The Continental Table Recipe
Peruvian Ceviche

Ingredients
The fish
- 1½ lbs very fresh firm white fish (sea bass, snapper, halibut), skinless
- 1 tsp fine sea salt
- 1 garlic clove, finely grated (optional)
The cure & garnish
- 1 cup fresh lime juice (10–12 limes)
- 1 red onion, very thinly sliced
- 1 aji limo or habanero, seeded & minced
- ½ cup cilantro leaves, chopped
- Boiled sweet potato & corn, to serve
Method
- Chill the onion. Soak the sliced red onion in ice water for 10 minutes, then drain — crisp, mellow, pink.
- Cut the fish. Cube the very cold fish into even ¾-inch pieces. Season with the salt and garlic; rest 2 minutes.
- Cure. Pour the lime juice over so the fish is mostly submerged, add half the chili, and stir gently.
- Watch the clock. Cure 10–15 minutes, stirring once, until the cubes are opaque outside and just tender within.
- Finish. Fold in the onion, cilantro, and remaining chili. Taste for salt.
- Serve ice cold. Plate immediately with sweet potato and corn — and sip the leche de tigre left in the bowl.
Summer’s Perfect No-Cook Dish
Ceviche is what happens when a cuisine trusts its ingredients completely: no stove, no sauce, no disguise — just pristine fish, sharp lime, and the confidence to stop there. It’s fast enough for a weeknight, stunning enough for company, and cooling in a way almost nothing else is. Find good fish, chill everything, mind the clock, and Peru’s national dish is yours in under half an hour.
Quick Answers
What is ceviche?
Fresh raw fish cured in citrus juice — usually lime — with onion, chili, and cilantro.
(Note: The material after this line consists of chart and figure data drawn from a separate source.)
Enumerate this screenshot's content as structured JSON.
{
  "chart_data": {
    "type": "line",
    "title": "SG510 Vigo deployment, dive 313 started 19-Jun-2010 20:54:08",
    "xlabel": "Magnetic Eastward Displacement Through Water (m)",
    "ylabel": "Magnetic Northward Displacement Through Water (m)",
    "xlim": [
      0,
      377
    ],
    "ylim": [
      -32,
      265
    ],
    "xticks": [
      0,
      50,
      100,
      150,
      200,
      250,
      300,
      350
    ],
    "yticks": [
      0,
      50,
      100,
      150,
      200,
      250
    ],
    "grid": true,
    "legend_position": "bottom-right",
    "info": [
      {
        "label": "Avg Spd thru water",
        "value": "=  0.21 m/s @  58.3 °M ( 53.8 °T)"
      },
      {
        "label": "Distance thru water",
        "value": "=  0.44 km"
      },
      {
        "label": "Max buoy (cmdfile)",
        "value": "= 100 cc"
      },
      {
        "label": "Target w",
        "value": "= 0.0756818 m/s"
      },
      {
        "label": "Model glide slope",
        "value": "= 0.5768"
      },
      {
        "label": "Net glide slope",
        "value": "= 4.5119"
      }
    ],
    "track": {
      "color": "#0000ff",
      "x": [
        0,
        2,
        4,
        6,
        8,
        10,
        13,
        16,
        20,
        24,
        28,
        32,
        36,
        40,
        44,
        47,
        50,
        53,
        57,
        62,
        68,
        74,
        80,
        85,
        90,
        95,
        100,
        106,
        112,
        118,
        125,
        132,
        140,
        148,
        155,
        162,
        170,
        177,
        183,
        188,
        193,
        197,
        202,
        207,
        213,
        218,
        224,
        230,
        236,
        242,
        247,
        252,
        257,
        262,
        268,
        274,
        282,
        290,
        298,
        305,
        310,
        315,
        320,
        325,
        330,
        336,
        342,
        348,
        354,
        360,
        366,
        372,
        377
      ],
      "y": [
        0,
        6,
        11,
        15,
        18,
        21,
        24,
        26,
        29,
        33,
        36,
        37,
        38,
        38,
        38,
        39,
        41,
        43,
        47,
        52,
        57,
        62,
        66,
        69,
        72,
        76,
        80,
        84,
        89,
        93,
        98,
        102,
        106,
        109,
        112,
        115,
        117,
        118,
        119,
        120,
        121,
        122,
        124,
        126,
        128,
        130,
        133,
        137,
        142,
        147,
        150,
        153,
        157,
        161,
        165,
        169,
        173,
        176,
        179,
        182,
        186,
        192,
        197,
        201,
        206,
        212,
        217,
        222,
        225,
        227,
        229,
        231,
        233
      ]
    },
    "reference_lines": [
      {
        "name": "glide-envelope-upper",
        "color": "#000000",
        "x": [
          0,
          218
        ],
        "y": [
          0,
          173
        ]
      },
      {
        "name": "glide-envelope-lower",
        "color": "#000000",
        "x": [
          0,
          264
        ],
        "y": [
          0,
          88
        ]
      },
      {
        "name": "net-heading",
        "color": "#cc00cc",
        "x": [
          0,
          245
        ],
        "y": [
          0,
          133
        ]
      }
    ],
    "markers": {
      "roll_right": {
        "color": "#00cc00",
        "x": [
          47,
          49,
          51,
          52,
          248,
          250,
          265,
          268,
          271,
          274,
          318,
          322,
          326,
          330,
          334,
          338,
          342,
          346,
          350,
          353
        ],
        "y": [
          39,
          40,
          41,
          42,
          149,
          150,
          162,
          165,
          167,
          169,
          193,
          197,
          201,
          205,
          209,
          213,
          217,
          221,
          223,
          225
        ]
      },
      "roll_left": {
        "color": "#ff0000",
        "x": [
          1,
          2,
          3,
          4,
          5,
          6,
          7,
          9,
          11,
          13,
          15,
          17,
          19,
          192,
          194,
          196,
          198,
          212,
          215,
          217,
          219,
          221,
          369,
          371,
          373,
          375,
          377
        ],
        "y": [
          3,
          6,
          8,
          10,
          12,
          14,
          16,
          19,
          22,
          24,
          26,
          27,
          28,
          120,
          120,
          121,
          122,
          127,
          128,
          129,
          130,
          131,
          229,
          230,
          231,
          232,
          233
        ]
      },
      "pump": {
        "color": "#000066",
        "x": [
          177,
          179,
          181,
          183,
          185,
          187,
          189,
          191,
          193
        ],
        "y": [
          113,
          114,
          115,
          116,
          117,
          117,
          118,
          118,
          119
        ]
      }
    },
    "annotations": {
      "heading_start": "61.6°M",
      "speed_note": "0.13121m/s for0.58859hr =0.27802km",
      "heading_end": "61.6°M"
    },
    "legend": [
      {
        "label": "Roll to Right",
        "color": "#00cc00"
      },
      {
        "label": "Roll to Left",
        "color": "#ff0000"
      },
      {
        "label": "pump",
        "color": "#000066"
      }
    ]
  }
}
It’s Peru’s national dish, found all along Latin America’s coasts.
Does the lime juice actually cook the fish?
The acid denatures the proteins so the flesh turns firm and opaque like cooked fish — but it doesn’t kill bacteria or parasites the way heat does, so fish quality is essential.
What fish is best for ceviche?
Firm, fresh white fish: sea bass, snapper, halibut, or fluke. Ask for sushi-grade or previously frozen fish and tell your fishmonger it’s for ceviche.
How long should ceviche marinate?
Just 10 to 15 minutes for chunky cubes. Longer cures turn the fish chalky and rubbery.
What is leche de tigre?
“Tiger’s milk” — the milky, intensely flavored lime marinade left after curing. Peruvians spoon it over the fish or drink it straight.